Dès lors que je termine ce solennel avertissement, monsieur le maire take son foot en reproduisant in extenso le glapissement sauvage d’un goal venant de stopper un pénalty avec ses testicules. Un machin qui fait approximativement : « Mvouaaaaa ». Oh ! la belle bleue ! Vive monsieur le maire ! Et la fête continue !

Il reste affalé sur sa partenaire qui tente de le désarçonner en s’hissant sur un coude, première manœuvre. Elle n’y parvient pas mais le mouvement lui permet de nous découvrir.

— Ben, qu’est-ce voulez, vous deux ? interroge-t-elle.

Sa demande amène une vive réaction de son préfacier (ne vient-il pas de lui faire une introduction ?) qui bondit tant si fort que le voilà écroulé sur la carpette, les cannes bloquées par son grimpant. Et de nous regarder indiciblement, le pauvre, une situation comme la sienne, maire, père, conseiller général, président de ceci-cela, chevalier de cela-ceci, membre de ça, ça et ça, tout bien, très confortable, homologué super, lu et approuvé par une population bretonnante, béni par le clergé et donc par Jésus-Christ notre sauveur, si beau avec ses grands yeux tristes. Et donc il me voit, me reconnaît, m’appréhende. Il se dit que, bon, très bien, moi y en a fonctionnaire naguère pris par lui en même posture, donnant donnant, je t’oublie tu m’oublies, seulement voilà, y a le fils Bugnazal, ce petit trou du cul de garçon boucher, et qui va répandre dans le pays, la contrée, la Bretagne tout entière de Dunkerque à Tamanrasset (il est cocu le chef d’Hoggar). Il va causer, ce bougre de merderie de chiasse de garnement pétaradeur. Raconter, le maire, son pantalon descendu, son pauvre cul blafard veiné de bleu comme le cou d’une jouvencelle lymphatique, sa bibite inglorieuse, ses petits soubresauts de coïteur indécis.

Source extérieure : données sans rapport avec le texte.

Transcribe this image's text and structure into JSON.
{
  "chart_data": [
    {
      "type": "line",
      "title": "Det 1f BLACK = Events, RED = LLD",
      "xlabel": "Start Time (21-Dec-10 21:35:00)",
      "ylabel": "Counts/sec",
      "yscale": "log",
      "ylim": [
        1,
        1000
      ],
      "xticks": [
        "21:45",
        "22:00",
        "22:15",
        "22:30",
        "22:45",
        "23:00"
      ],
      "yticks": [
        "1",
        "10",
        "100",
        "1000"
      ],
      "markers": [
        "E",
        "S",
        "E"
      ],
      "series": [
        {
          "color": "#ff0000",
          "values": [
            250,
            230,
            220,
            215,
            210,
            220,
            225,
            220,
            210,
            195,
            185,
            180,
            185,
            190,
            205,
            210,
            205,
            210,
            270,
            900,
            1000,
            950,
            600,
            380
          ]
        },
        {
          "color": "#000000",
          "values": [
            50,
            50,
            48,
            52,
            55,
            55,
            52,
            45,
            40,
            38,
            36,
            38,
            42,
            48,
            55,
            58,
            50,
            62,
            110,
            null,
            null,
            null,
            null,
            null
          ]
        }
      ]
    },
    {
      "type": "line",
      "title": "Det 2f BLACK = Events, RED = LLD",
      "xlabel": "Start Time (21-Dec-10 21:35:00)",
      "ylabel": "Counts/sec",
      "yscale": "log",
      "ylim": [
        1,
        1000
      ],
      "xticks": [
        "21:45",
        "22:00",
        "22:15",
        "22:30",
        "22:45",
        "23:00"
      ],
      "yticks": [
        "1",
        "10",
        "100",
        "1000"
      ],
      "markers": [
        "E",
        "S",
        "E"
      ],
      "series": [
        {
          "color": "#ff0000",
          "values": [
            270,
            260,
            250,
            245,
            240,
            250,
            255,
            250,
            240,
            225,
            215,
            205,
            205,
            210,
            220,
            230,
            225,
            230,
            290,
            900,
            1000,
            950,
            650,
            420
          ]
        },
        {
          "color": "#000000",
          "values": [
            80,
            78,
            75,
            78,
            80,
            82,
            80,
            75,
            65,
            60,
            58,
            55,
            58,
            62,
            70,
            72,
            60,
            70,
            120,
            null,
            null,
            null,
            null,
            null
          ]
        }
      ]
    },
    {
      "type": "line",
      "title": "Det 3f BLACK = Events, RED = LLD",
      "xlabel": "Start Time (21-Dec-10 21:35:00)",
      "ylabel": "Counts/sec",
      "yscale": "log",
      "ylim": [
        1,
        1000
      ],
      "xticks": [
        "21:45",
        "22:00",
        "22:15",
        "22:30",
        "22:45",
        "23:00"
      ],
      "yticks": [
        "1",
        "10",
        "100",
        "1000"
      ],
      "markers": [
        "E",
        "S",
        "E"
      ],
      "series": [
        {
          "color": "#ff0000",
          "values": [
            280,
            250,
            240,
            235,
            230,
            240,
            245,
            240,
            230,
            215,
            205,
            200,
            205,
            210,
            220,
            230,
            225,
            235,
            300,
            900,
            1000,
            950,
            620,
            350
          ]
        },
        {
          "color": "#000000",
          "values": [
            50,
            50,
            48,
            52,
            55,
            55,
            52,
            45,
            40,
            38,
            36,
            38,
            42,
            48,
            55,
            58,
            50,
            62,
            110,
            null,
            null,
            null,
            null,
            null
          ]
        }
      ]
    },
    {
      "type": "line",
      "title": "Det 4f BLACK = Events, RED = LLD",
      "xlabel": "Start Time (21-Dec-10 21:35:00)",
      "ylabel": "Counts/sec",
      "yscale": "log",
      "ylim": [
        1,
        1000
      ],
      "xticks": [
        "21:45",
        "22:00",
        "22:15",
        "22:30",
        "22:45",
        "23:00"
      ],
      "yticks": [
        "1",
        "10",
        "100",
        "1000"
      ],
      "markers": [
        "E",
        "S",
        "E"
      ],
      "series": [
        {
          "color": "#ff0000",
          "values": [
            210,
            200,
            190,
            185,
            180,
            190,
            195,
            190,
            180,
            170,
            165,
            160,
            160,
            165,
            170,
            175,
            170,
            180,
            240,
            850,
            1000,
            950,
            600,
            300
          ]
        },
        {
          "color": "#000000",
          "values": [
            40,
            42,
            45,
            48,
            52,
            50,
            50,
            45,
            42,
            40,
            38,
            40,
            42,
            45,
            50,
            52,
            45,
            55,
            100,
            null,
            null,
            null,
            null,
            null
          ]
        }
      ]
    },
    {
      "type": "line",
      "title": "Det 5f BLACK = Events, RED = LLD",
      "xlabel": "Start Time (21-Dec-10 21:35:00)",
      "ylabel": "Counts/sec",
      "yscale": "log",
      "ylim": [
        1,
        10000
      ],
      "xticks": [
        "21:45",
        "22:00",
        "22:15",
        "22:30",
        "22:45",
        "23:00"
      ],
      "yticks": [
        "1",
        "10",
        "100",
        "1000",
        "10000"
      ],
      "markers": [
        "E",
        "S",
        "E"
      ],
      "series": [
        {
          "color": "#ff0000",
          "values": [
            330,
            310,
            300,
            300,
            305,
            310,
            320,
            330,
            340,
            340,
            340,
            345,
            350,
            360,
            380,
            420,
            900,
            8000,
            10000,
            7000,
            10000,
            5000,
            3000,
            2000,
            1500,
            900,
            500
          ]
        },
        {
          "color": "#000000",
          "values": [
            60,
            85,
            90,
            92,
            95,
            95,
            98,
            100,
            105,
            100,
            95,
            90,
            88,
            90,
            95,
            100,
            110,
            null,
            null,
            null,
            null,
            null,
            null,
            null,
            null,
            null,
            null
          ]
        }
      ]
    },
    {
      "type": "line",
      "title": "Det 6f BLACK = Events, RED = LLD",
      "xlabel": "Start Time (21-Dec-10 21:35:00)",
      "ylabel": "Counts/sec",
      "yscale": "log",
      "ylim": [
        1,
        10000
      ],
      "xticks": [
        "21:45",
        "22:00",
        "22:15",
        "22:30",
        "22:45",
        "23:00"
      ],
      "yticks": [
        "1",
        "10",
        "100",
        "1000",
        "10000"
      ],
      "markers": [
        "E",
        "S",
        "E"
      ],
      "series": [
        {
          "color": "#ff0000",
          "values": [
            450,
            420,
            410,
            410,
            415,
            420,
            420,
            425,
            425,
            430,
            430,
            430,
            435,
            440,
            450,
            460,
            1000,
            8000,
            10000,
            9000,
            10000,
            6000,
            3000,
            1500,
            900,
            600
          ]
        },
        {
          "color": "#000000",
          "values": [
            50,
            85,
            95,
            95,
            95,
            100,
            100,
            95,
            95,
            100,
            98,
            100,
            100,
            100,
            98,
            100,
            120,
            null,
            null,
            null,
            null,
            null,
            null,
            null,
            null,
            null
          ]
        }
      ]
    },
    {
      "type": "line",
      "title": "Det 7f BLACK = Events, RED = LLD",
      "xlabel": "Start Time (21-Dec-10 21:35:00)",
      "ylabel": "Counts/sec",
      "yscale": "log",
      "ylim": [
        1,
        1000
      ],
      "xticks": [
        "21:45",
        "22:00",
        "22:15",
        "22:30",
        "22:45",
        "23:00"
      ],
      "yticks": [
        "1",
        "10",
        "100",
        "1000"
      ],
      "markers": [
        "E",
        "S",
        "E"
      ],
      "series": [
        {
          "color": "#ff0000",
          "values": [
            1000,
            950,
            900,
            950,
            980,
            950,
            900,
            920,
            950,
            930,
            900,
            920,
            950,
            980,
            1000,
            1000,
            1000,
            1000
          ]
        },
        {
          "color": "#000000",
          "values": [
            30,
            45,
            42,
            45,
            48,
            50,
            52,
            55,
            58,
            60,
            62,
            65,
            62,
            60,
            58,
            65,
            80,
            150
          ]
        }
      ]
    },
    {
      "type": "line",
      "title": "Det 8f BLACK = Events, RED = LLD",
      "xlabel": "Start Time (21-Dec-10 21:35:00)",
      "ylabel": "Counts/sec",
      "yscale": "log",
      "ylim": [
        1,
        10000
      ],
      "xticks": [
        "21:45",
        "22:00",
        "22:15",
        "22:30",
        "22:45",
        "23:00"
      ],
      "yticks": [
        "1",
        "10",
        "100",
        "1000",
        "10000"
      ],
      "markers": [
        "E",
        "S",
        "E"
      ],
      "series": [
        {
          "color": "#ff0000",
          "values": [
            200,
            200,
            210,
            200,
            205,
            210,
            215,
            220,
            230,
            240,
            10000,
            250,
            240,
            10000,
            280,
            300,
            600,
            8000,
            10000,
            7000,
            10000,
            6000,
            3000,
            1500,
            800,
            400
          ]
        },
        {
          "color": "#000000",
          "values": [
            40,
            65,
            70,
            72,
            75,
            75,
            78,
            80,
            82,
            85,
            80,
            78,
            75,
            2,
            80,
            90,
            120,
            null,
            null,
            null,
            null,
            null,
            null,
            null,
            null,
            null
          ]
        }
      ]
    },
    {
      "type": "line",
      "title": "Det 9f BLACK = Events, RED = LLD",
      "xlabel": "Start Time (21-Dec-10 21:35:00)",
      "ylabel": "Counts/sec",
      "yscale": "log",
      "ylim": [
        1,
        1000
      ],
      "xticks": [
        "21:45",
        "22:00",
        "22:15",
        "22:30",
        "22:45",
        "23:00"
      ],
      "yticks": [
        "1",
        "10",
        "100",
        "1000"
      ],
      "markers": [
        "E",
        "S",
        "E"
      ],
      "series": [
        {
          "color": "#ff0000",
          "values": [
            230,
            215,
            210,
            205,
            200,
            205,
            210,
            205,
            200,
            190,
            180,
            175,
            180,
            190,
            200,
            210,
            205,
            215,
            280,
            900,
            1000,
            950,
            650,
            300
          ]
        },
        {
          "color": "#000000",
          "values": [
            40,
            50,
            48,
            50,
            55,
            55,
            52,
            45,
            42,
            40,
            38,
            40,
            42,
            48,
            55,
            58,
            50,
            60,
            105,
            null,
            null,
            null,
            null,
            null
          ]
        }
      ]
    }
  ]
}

Et ce sera le tollé, la franche marrade collective, l’indignance en foyers bien pensants, les quolibets abjects, les pouffades sur son passage. La fin d’une sublime et perbe carrière. Alors il se met à cogner du poing, très fort, très vite sur le plancher, m’sieur le maire. Il crie : « Ah ! non, non, non, nom de Dieu ! »

Refuse la réalité, cherche comment il pourrait faire mourir tout de suite le fils Dugenou sans l’assassiner de ses propres mains. Qu’il doit bien exister un moyen dans les cas désespérés, quand il y a raison d’Etat ! Ce serait trop stupide.

Il se lève, se calfeutre l’entresol, remise son service à asperges dans son vieux canosse cradingue-puisque-ça-se-voit-pas. Et il marche courageusement vers ce terrible petit enculé de témoin de merde pour le neutraliser coûte que coûte. Lui promet une situation mirifique à la mairie, la Légion d’Honneur, la retraite des vieux, des sacoches à franges pour sa moto. Il ne sait plus à qui ni quoi se vouer. Il implore la veuve Katkarre.

— Fais quelque chose, explique-lui, suce-le, offre-nous un verre de calva, des biscuits…

Dans la pièce voisine, la vieille grand-mère tousse comme une épidémie de grippe texane.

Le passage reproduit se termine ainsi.